Cuentan que un alpinista, desesperado por conquistar Aconcagua, inició su travesía después de años de preparación, pero quería la gloria para él solo, por lo que subió sin compañeros.
Empezó a subir, y se le fue haciendo tarde: Y aún se le hizo más tarde, pero no se preparó para acampar, sino que siguió subiendo, decidido a llegar hasta la cima, pero de pronto oscureció. La noche cayó pesadamente en la altura de la montaña, y ya no podía ver absolutamente nada.
Todo estaba oscuro, sin visibilidad alguna.
No había luna, y las estrellas estaban cubiertas por las nubes.
Subiendo por un acantilado, a solo cien metros
de la cima, resbaló y cayó al vacío.
Se pricipitaba a una velocidad vertiginosa: sólo podía ver manchas oscuras que pasaban
en la misma oscuridad y experimentaba la terrible sensación de ser succionado por la gravedad.

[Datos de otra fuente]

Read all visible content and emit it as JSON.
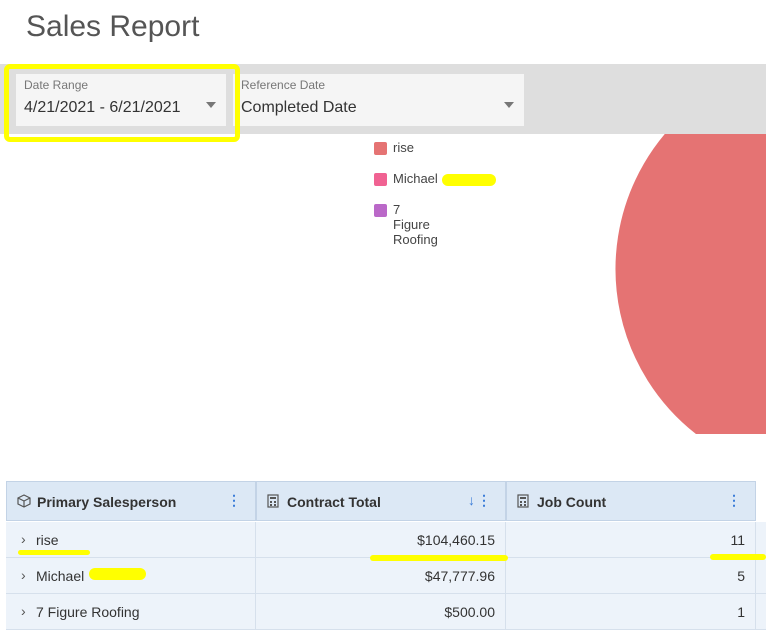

Seguía cayendo...y en esos angustiosos momentos le pasaron por la mente todos los momentos gratos y no tan gratos de su vida.
Cuando creía que iba a morir, de pronto sintió un fuerte tirón que casi lo partió en dos...Si, como todo alpinista experimentado, había clavado clavijas de seguridad con mosquetones a una larguísima soga que lo sujetaba por la cintura.
En ese momento de quietud, suspendido en el vacío, no pudo hacer más que gritar:
-¡Ayúdame, Dios mio!
De repente, una voz grave y profunda le contestó desde los cielos
-¿Que quieres que haga?
-Sálvame, Dios mio- replicó el alpinista.
-¿Realmente crees que te puedo salvar?
-Por supuesto, Señor, contestó.
-Entonces corta la cuerda que te sostiene.
Hubo un momento de silencio y quietud, y el alpinista se aferró más aún a la cuerda y
reflexionó...
Cuenta el equipo de rescate que al día siguiente encontraron colgado a un alpinista congelado, muerto, asido fuertemente con las manos a una cuerda, a dos metros del suelo.